Having LGBTQ family members has been a blessing for me. It’s helped me let go of my pride and my ego. It’s helped me let go of plan A and lean into plan B. And Plan B, C, D, and E…… is where the magic happens! It’s an important part of my growth and development. I was forced to go there, but I’m so grateful I did.
We want to believe life is math … 2 + 2 =4… I do this and I get that. It doesn’t work this way. It never has.
We want everything to just look tidy. When we see other people and "the wheels are coming off" for them, it’s a reminder that that can happen for us too. We don’t like to see that. SO we put on our Sunday best smiles and don’t know what to say, so we avoid and say nothing. I don't want to be like this anymore. I want to see people in all their humanness and be compassionate and curious and also vulnerable to allow others to really see me.

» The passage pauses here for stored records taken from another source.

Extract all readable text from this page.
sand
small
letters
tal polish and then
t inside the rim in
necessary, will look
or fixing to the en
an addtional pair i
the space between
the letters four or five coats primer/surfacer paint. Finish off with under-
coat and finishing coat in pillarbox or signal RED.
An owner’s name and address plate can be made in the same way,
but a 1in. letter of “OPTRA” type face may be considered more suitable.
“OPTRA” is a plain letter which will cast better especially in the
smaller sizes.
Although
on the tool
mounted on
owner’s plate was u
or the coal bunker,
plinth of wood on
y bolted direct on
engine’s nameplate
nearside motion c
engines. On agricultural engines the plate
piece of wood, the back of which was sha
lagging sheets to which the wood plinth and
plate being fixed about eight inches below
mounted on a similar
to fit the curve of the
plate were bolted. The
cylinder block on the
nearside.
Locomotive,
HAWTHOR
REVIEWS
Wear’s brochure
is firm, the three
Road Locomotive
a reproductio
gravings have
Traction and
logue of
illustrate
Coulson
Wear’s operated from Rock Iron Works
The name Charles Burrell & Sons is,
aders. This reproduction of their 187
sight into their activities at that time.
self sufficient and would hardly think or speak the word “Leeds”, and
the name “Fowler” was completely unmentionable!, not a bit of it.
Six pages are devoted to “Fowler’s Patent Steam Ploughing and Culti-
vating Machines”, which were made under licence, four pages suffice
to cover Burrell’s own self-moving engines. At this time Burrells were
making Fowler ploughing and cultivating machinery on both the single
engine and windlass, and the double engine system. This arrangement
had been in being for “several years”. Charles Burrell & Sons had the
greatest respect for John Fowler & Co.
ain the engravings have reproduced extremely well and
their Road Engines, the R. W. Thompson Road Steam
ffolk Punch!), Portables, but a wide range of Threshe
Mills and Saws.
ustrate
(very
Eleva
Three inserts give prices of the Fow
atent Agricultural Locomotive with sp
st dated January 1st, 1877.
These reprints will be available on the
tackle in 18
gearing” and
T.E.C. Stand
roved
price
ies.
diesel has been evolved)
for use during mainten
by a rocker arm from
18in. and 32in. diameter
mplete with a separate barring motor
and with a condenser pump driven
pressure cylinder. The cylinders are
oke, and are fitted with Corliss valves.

Faith and Trust in my Heavenly Father is what moves me forward as I move into our family’s new normal.
Plan B has made me less church-centric and more Christ-centered.
I used to pray controlling prayers. "Help this kid to do this…. help this child to want this…. Help my spouse be like this." Now I pray that I can be a part of their development and embrace their free agency and continue to interact and love well this person my child/spouse/friend is becoming.
I want to lean into that and not shut down and damage the relationship.
Embrace plan B, C, D and X
Give up control
Move into Faith and Hope and Trust that my family is turning out exactly how it’s supposed to.
I will keep exploring life and relationships. I will get out of judgment and stay involved with compassion and curiosity.
I can be right or I can be kind. I choose kind.
I will keep exploring life and relationships. I will get out of judgment and stay involved with compassion and curiosity.
I can be right or I can be kind. I choose kind.